B4 sözlerini saçmalık olarak algıladı ve çenesiyle kapıyı işaret ederek Lu’ya dışarı çıkmasını işaret etti.

Lu yine de ayrılmayı reddetti ve zorla Lin’in elini sıktı, “Okulumuzun en büyük sponsoru olarak size bir sürprizim var – yarın yeni akademik yılın açılış töreni, ikinci yılımız ve sizin için bir VIP koltuğu hazırladım Dr. Lin.”

“Bi siktir git.” Yeni isimlendirilen Dr. Lin cevapladı.

Lu Bixing, çipi Zhanlu’nun elinden aldı, üzerindeki kandan dolayı kirli olduğunu veya tiksintiyi hissetmeden ona kısa bir öpücük verdi ve odadan çıktı.

O çıkarken ön kapıdaki rüzgar çanları tıngırdadı. Lu gözden kaybolduktan sonra, B4 nihayet bir gülümseme gösterdi ve Zhanlu ile konuştu. “Bana bir bardak şarap koy” dedi.

“Efendim, Müdür Lu’ya çok düşkünsünüz.” Zhanlu, Lu’nun tarif ettiği Eden gibi davranarak Lin’e tamamen kendi zevkine uygun bir bardağa iki buz küpü ekledi.

B4’un bakışları bardağının kenarına kaydı ve onun üzerine düştü.

“Ona karşı çok ama çok sabırlısınız efendim ve diğer insanlara karşı bu kadar sabırlı olduğunuzu nadiren görüyorum.” Zhanlu yeşil kertenkeleyi cam tanka geri koydu ve tezgahı düzgün bir şekilde temizlemeye başladı.

B4, Zhanlu’nun sözleri hakkında görüş bildirmedi. “Gözünde hep bu kadar sabırsız mıydım? O zamanlar etrafımı saran bütün o araştırmacılar da onun kadar konuşkandı ve ben hiçbirine itiraz etmedim değil mi?”

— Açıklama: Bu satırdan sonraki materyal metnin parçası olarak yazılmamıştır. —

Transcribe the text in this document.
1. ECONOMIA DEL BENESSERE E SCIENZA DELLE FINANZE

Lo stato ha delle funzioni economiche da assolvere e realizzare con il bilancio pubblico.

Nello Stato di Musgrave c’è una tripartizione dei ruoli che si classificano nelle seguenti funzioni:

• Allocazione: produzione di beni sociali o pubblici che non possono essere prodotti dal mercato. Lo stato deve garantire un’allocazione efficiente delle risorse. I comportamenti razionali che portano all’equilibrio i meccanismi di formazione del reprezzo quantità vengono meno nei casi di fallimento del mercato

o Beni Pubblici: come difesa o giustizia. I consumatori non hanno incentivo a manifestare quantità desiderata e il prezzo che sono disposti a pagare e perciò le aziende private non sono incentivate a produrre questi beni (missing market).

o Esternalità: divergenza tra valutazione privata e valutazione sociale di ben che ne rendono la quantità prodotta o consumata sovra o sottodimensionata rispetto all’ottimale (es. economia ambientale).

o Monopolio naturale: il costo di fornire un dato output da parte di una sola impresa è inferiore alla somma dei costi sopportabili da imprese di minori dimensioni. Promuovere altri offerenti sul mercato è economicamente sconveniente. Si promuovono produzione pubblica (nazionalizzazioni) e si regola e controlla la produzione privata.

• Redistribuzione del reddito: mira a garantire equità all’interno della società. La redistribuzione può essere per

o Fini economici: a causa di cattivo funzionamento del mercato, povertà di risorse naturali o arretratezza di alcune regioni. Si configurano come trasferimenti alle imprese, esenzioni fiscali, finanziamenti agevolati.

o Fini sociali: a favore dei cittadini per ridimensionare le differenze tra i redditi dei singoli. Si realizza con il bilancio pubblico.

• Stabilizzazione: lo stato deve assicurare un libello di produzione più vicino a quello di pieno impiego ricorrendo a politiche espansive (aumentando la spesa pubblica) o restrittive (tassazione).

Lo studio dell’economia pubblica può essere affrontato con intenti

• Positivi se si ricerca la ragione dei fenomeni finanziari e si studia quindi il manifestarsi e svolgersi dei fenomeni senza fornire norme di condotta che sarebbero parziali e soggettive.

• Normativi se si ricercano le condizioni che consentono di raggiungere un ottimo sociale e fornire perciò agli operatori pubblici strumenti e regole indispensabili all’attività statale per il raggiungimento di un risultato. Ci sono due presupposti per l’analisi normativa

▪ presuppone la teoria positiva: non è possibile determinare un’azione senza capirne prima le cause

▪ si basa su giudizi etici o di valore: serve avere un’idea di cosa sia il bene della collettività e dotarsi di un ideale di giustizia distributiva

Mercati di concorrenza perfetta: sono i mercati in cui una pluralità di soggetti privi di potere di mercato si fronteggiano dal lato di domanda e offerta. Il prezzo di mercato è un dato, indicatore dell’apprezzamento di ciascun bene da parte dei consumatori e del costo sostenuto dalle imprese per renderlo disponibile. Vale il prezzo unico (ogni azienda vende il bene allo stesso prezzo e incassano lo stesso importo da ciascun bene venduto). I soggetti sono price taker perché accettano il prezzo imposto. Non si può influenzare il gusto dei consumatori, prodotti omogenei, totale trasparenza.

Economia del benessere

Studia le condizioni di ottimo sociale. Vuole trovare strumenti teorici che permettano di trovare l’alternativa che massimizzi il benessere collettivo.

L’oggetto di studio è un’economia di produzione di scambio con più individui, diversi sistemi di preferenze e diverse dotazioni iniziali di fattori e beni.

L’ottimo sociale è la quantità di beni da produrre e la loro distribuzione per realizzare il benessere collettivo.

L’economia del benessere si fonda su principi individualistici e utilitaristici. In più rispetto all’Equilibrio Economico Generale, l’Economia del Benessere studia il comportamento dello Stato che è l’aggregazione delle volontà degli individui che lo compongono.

Düşüncelerini muazzam verilerle ifade etmeye çalışan Zhanlu’nun sakin, zümrüt yeşili bir göle benzeyen gözlerinde veri analizi tabloları koşuştu.

Oysa B4 ona şans tanımadı.

Lin içkisini bitirdi ve rahat ifadesi kayboldu. “Zhanlu, uyu” diye emretti.

Zhanlu’nun kafası karışmıştı. “Efendim, tamamen uyumamı mı istersiniz yoksa ev sahibini uyutup temel izlemeye devam etmemi mi istersiniz?”

“Üç saat uyu, sonra güneş doğarken uyan.” B4 dedi.

“Evet, bir dakika içinde uyumaya hazır, tam uyku modu-” Zhanlu, bedeni eriyip tezgaha karışana ve şarap soğutucunun yanında yalnızca mekanik bir el olarak kalana kadar emrini arka arkaya tekrarladı.

El aniden konuştu. “Efendim, ben size hizmet ediyorum ve canınıza zarar verenler dışında her türlü emrinizi yerine getireceğim. Asil veya aşağılık olmanız benim için fark etmez, benim kodumda yazılı sahibimi değerlendirme özelliğim yok.”

B4 sanki hiçbir şey duymamış gibi sessizce eriyen buz küplerine baktı.

Bir dakika sonra, mekanik el aşağı sarktı ve sustu.

B4 ayağa kalktı, bardağı kendisi yıkadı ve ellerini kuruladı, ardından “Örümceğe” doğru yürüdü.